ODTÜ’de 1958 güz döneminde sosyoloji dersi veren hanım hocamız, Türkiye’de sosyal değişim dinamiklerini anlatırken, köy enstitülerinin kuruluş ve kapatılış sürecine özel bir önem atfediyordu. Olayı gözümüzde daha iyi kavrayabilmemiz için, adı “köy öğretmen okuluna” dönüştürülmüş “Hasanoğlan Köy Enstitüsü’ne” gece yatmalı bir gezi tertip etti. Enstitü, köyün hemen yakınında bir yerleşke şeklinde inşa edilmişti. İçinde dershaneler, atölyeler, yatakhaneler, yemekhane ve mütevazı bir amfi tiyatro dahi vardı. Bunların çoğunu öğretmenler ve öğrenciler kendi elleriyle inşa etmişti. Kuruluş öncesinden o güne kadar yapılanları gösteren fotoğraflar duvarlara asılıydı. Öğretmenlerin anlattıkları ile öğrencilerin davranışları ve kazandıkları zihinsel ve el becerileri hepimizi çok etkilemişti.

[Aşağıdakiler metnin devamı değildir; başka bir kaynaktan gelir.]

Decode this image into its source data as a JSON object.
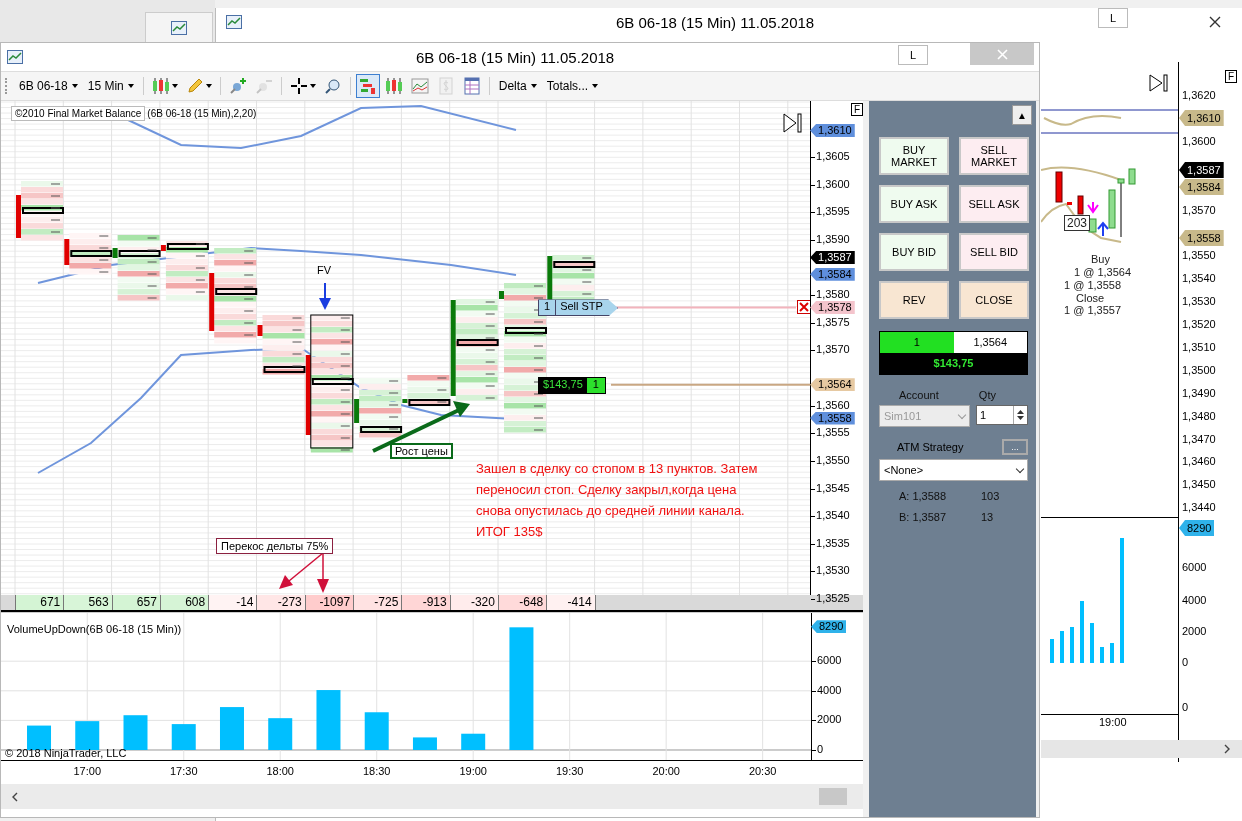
{
  "back_window": {
    "title": "6B 06-18 (15 Min)  11.05.2018",
    "layout_button": "L",
    "flag": "F",
    "price_axis": [
      "1,3620",
      "1,3600",
      "1,3570",
      "1,3550",
      "1,3540",
      "1,3530",
      "1,3520",
      "1,3510",
      "1,3500",
      "1,3490",
      "1,3480",
      "1,3470",
      "1,3460",
      "1,3450",
      "1,3440"
    ],
    "price_tags": [
      {
        "label": "1,3610",
        "color": "#c8b98a"
      },
      {
        "label": "1,3587",
        "color": "#000000"
      },
      {
        "label": "1,3584",
        "color": "#c8b98a"
      },
      {
        "label": "1,3558",
        "color": "#c8b98a"
      }
    ],
    "trade_labels": [
      {
        "kind": "count",
        "text": "203"
      },
      {
        "kind": "text",
        "text": "Buy"
      },
      {
        "kind": "text",
        "text": "1 @ 1,3564"
      },
      {
        "kind": "text",
        "text": "1 @ 1,3558"
      },
      {
        "kind": "text",
        "text": "Close"
      },
      {
        "kind": "text",
        "text": "1 @ 1,3557"
      }
    ],
    "volume_tag": "8290",
    "volume_axis": [
      "6000",
      "4000",
      "2000",
      "0",
      "0"
    ],
    "time_axis": [
      "19:00"
    ]
  },
  "window": {
    "title": "6B 06-18 (15 Min)  11.05.2018",
    "layout_button": "L"
  },
  "toolbar": {
    "instrument": "6B 06-18",
    "interval": "15 Min",
    "tool_buttons": [
      {
        "selected": false,
        "disabled": false,
        "dropdown": true
      },
      {
        "selected": false,
        "disabled": false,
        "dropdown": true
      },
      {
        "selected": false,
        "disabled": false,
        "dropdown": false
      },
      {
        "selected": false,
        "disabled": true,
        "dropdown": false
      },
      {
        "selected": false,
        "disabled": false,
        "dropdown": true
      },
      {
        "selected": false,
        "disabled": false,
        "dropdown": false
      },
      {
        "selected": true,
        "disabled": false,
        "dropdown": false
      },
      {
        "selected": false,
        "disabled": false,
        "dropdown": false
      },
      {
        "selected": false,
        "disabled": false,
        "dropdown": false
      },
      {
        "selected": false,
        "disabled": true,
        "dropdown": false
      },
      {
        "selected": false,
        "disabled": false,
        "dropdown": false
      }
    ],
    "delta": "Delta",
    "totals": "Totals..."
  },
  "price_panel": {
    "indicator_label": "©2010 Final Market Balance",
    "indicator_params": "(6B 06-18 (15 Min),2,20)",
    "flag": "F",
    "price_axis": [
      "1,3605",
      "1,3600",
      "1,3595",
      "1,3590",
      "1,3580",
      "1,3575",
      "1,3570",
      "1,3560",
      "1,3555",
      "1,3550",
      "1,3545",
      "1,3540",
      "1,3535",
      "1,3530",
      "1,3525"
    ],
    "price_tags": [
      {
        "label": "1,3610",
        "color": "#5f8fdc"
      },
      {
        "label": "1,3587",
        "color": "#000000"
      },
      {
        "label": "1,3584",
        "color": "#5f8fdc"
      },
      {
        "label": "1,3578",
        "color": "#f4c4cc"
      },
      {
        "label": "1,3564",
        "color": "#e6c9a2"
      },
      {
        "label": "1,3558",
        "color": "#5f8fdc"
      }
    ],
    "order": {
      "qty": "1",
      "label": "Sell STP"
    },
    "position": {
      "pnl": "$143,75",
      "qty": "1"
    },
    "notes": [
      {
        "kind": "arrow_down",
        "text": "FV"
      },
      {
        "kind": "boxed_arrow",
        "text": "Рост цены"
      },
      {
        "kind": "comment",
        "text": "Зашел в сделку со стопом в 13 пунктов. Затем\nпереносил стоп. Сделку закрыл,когда цена\nснова опустилась до средней линии канала.\nИТОГ 135$"
      },
      {
        "kind": "callout",
        "text": "Перекос дельты 75%"
      }
    ]
  },
  "delta_row": [
    {
      "value": "671",
      "color": "#d4f4d4"
    },
    {
      "value": "563",
      "color": "#d8f5d8"
    },
    {
      "value": "657",
      "color": "#d4f4d4"
    },
    {
      "value": "608",
      "color": "#d6f4d6"
    },
    {
      "value": "-14",
      "color": "#fff3f3"
    },
    {
      "value": "-273",
      "color": "#ffe6e6"
    },
    {
      "value": "-1097",
      "color": "#ffcccc"
    },
    {
      "value": "-725",
      "color": "#ffe2e2"
    },
    {
      "value": "-913",
      "color": "#ffd6d6"
    },
    {
      "value": "-320",
      "color": "#ffecec"
    },
    {
      "value": "-648",
      "color": "#ffdada"
    },
    {
      "value": "-414",
      "color": "#fff1f1"
    }
  ],
  "volume_panel": {
    "title": "VolumeUpDown(6B 06-18 (15 Min))",
    "copyright": "© 2018 NinjaTrader, LLC",
    "value_tag": "8290",
    "chart_data": {
      "type": "bar",
      "x": [
        16.75,
        17,
        17.25,
        17.5,
        17.75,
        18,
        18.25,
        18.5,
        18.75,
        19,
        19.25
      ],
      "values": [
        1650,
        1950,
        2350,
        1750,
        2900,
        2150,
        4050,
        2550,
        850,
        1100,
        8290
      ],
      "xlim": [
        16.553,
        21.02
      ],
      "ylim": [
        -676,
        9257
      ],
      "grid": true,
      "yticks": [
        {
          "value": 0,
          "label": "0"
        },
        {
          "value": 2000,
          "label": "2000"
        },
        {
          "value": 4000,
          "label": "4000"
        },
        {
          "value": 6000,
          "label": "6000"
        }
      ],
      "xticks": [
        {
          "value": 17,
          "label": "17:00"
        },
        {
          "value": 17.5,
          "label": "17:30"
        },
        {
          "value": 18,
          "label": "18:00"
        },
        {
          "value": 18.5,
          "label": "18:30"
        },
        {
          "value": 19,
          "label": "19:00"
        },
        {
          "value": 19.5,
          "label": "19:30"
        },
        {
          "value": 20,
          "label": "20:00"
        },
        {
          "value": 20.5,
          "label": "20:30"
        }
      ]
    }
  },
  "order_panel": {
    "collapse": "▲",
    "buttons": [
      {
        "label": "BUY MARKET",
        "kind": "buy"
      },
      {
        "label": "SELL MARKET",
        "kind": "sell"
      },
      {
        "label": "BUY ASK",
        "kind": "buy"
      },
      {
        "label": "SELL ASK",
        "kind": "sell"
      },
      {
        "label": "BUY BID",
        "kind": "buy"
      },
      {
        "label": "SELL BID",
        "kind": "sell"
      },
      {
        "label": "REV",
        "kind": "neutral"
      },
      {
        "label": "CLOSE",
        "kind": "neutral"
      }
    ],
    "position": {
      "qty": "1",
      "price": "1,3564",
      "pnl": "$143,75"
    },
    "account": {
      "label": "Account",
      "value": "Sim101",
      "disabled": true
    },
    "qty": {
      "label": "Qty",
      "value": "1"
    },
    "atm": {
      "label": "ATM Strategy",
      "button": "...",
      "value": "<None>"
    },
    "quotes": [
      {
        "price": "A: 1,3588",
        "size": "103"
      },
      {
        "price": "B: 1,3587",
        "size": "13"
      }
    ]
  }
}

KÖY ENSTİTÜLERİNİN TEORİSİ

Hocamız, köy enstitülerinin kuruluş amacını, kuruluş şeklini ve işlevini anlatırken Amerikalı araştırmacı Bayan Fay Kirby’nin (Doğum ABD 1926-Ölüm 1990 Türkiye) “Türkiye’de Köy Enstitüleri” kitabını kaynak olarak kullanıyordu. Kamuya yansıyan söyleme göre köy enstitüleri “Köy öğretmeni, köy çocuğu olmalı ve köyde yetişmelidir” ilkesinden hareketle kurulmuştu. Çünkü kent çocuklarından yetiştirilen köy öğretmenleri, kesme çiçek gibi dayanıksız oluyordu. Kente götürülüp, köy öğretmeni olarak eğitilen köy çocukları ise kentli olup köye dönmüyordu.

Bu saptama doğruydu. Ancak anladığım kadarıyla “derin” amaç “Köy önderliğini, köylülerin öbür dünyasını imar etmekle görevli köy imamının elinden alıp, köylünün bu dünyasını mamur hale getirecek dünyevi yeteneklerle donanmış öğretmenine vermekti”. Köy enstitülerine tepkinin görünür sebebi, sol fikirlerin bu kurumlarda yaygın olması idiyse de, esas sebep “din adamının iktidarını korumaktı”.

HASAN ÂLİ YÜCEL

Hocamızın önerisi üzerine “karşı devrim resminin tamamını görmek amacıyla” köy enstitülerinin kurucusu Tonguç Baba’nın hamisi, devrin Milli Eğitim Bakanı Hasan Âli Yücel’i ziyaret ettik. Hasan Âli, bizi evinde kabul etti. “Biz irticai söylem ve eylemlerin yaygınlaşmasından endişe duyuyoruz, ne yapmamız lazım, onu öğrenmeye geldik” dedik. O da bize “İrtica ne demek” diye sordu. Biz, hiç düşünmeden “gericilik” deyince; “Hayır, tepkiciliktir” dedi. Fransızcası ise “reaksiyon”dur. Mürtecinin karşılığı da “reaksiyoner”dir diye ilave etti. Sonra hiç unutmadığım şu ikazda bulundu: Atatürk devrimleri “azınlık” tarafından çoğunluğa dayatılan bir “etki”dir. Onlar da buna tepki göstermiştir. Çünkü doğada her etkiye (aksiyona) bir tepki (reaksiyon) oluşur. Devrimler azınlığın tercihi, demokrasi çoğunluğun hâkimiyetidir. Sizler ömrünüz boyunca, “demokrasiyi mi yoksa devrimleri mi” savunalım açmazından kurtulamayacaksınız.

Son söz: Karşı devrime de karşı devrim olur.